Biomedicines. 2025 Jun 9;13(6):1410. doi: 10.3390/biomedicines13061410.
: A pseudoaneurysm forms as a result of disruption of all artery wall layers. In the head and neck, they are most commonly found in the maxillary artery. Due to their location and associated symptoms, detailed radiological imaging is necessary to determine the nature and extent of lesions. Various treatment methods are available. : To systematize symptoms, diagnostics, and treatment methods, a literature review from databases spanning 2014 to 2024 was conducted, with 30 articles included in the study. : The factors that caused MAPs included facial trauma (n = 33; 66%), iatrogenic surgical procedures (n = 14; 28%), head and neck radiotherapy (n = 1; 2%), infection (n = 1; 2%), and one case due to an idiopathic factor (n = 1; 2%). Diagnostic imaging included computed tomography with contrast, magnetic resonance imaging, and angiography. Treatment methods used: endovascular embolization (n = 44; 88%), surgical resection (n = 3; 6%), cauterization (n = 2; 4%), and compression tamponade (n = 1; 2%). Interestingly, three of the cases were treated with endoscopic access (6%). : It can be concluded that the most common cause of MAPs is trauma to the facial skeleton, and the most frequently used treatment method is endovascular embolization. Given the need for detailed MAP imaging and treatment in specialized invasive radiology departments, patients with MAPs should be treated in multidisciplinary clinical centers.

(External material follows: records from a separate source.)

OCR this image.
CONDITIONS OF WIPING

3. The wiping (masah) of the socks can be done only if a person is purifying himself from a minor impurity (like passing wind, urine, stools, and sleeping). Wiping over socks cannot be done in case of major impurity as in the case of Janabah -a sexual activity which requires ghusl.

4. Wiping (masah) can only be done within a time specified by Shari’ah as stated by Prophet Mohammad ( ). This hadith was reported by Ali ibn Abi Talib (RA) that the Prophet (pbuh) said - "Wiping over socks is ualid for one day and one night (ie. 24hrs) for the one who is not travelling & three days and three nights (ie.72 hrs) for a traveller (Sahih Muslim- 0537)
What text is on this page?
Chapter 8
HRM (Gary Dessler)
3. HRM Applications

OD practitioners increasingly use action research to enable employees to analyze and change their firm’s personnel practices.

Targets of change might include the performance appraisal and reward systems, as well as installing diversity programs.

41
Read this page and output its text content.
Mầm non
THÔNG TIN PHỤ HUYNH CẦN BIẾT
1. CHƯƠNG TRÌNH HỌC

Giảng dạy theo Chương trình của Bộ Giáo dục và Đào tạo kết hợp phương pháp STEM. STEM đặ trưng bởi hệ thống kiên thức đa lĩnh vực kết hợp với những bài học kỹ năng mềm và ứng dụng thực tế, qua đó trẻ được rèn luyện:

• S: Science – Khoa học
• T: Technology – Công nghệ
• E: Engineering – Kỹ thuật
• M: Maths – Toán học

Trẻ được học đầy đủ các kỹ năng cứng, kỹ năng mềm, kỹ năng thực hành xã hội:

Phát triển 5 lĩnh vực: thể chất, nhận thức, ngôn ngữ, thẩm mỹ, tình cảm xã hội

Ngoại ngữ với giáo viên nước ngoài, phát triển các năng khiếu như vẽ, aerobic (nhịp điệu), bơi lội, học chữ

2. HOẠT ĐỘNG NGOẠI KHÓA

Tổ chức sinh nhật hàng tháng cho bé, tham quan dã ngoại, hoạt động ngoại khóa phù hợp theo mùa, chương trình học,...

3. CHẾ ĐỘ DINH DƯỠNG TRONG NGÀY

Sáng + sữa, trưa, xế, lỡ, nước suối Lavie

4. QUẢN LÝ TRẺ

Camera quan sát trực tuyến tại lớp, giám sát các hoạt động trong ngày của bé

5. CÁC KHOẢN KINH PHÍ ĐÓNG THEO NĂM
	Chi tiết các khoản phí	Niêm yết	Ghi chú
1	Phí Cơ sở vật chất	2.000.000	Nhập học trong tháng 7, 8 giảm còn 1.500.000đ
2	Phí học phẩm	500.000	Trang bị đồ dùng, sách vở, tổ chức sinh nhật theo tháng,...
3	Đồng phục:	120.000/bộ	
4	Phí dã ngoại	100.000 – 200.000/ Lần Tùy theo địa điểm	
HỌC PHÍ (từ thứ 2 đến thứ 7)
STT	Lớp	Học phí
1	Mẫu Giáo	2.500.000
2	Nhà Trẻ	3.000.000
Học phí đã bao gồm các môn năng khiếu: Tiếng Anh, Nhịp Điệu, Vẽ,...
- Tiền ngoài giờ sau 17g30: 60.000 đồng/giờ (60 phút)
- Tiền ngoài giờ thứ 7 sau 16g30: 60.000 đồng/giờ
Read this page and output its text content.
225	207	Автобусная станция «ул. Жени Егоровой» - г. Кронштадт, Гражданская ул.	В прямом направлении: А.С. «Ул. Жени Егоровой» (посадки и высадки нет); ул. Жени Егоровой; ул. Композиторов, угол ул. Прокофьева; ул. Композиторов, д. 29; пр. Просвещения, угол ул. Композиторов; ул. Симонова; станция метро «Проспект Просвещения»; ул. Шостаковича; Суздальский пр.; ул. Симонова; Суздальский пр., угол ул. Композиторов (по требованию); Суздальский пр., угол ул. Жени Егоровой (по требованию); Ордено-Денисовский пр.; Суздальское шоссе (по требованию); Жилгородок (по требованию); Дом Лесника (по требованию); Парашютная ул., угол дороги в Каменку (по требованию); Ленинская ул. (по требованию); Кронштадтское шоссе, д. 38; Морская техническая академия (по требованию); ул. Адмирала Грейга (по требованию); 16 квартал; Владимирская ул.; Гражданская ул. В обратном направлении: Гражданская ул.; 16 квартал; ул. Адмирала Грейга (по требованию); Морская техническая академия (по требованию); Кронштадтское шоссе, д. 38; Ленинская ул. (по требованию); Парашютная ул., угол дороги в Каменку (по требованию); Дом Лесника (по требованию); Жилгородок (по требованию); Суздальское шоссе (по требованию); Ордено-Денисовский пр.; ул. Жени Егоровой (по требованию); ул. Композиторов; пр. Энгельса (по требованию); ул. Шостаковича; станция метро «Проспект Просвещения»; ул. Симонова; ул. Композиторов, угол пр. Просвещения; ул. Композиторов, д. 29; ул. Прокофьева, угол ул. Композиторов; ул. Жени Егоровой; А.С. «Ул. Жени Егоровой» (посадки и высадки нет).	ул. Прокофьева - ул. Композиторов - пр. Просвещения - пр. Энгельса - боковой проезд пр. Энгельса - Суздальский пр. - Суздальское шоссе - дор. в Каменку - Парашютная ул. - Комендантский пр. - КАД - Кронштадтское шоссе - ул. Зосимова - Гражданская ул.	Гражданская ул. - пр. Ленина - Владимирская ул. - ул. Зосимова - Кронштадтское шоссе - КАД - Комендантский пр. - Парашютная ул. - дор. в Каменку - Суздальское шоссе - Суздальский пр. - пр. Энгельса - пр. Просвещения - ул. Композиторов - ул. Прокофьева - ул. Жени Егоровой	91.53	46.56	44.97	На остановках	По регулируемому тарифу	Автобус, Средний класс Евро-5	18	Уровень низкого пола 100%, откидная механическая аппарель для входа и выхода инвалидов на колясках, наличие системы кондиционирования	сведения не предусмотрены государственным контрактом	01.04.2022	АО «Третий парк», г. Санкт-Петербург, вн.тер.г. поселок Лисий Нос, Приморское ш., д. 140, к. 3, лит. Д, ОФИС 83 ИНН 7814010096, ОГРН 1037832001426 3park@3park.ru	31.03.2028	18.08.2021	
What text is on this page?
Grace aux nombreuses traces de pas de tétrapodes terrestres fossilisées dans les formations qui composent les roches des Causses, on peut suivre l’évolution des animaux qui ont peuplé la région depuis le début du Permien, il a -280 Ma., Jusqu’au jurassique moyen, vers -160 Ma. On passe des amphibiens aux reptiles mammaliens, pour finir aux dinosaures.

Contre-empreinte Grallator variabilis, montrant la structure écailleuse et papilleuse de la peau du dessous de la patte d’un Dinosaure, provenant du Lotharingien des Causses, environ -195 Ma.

假性动脉瘤是由于动脉壁各层均被破坏而形成的。在头颈部,它们最常见于上颌动脉。由于其位置和相关症状,需要详细的放射影像学检查来确定病变的性质和范围。有多种治疗方法可供选择。为了使症状、诊断和治疗方法系统化,我们对2014年至2024年数据库中的文献进行了综述,该研究纳入了30篇文章。导致医源性假性动脉瘤的因素包括面部创伤(n = 33;66%)、医源性手术操作(n = 14;28%)、头颈部放疗(n = 1;2%)、感染(n = 1;2%)以及1例特发性因素导致的病例(n = 1;2%)。诊断性成像包括增强计算机断层扫描、磁共振成像和血管造影。所采用的治疗方法:血管内栓塞(n = 44;88%)、手术切除(n = 3;6%)、烧灼(n = 2;4%)和压迫填塞(n = 1;2%)。有趣的是,其中3例采用了内镜入路治疗(6%)。可以得出结论,医源性假性动脉瘤最常见的原因是面部骨骼创伤,最常用的治疗方法是血管内栓塞。鉴于医源性假性动脉瘤的详细成像和治疗需要在专门的介入放射科进行,医源性假性动脉瘤患者应在多学科临床中心接受治疗。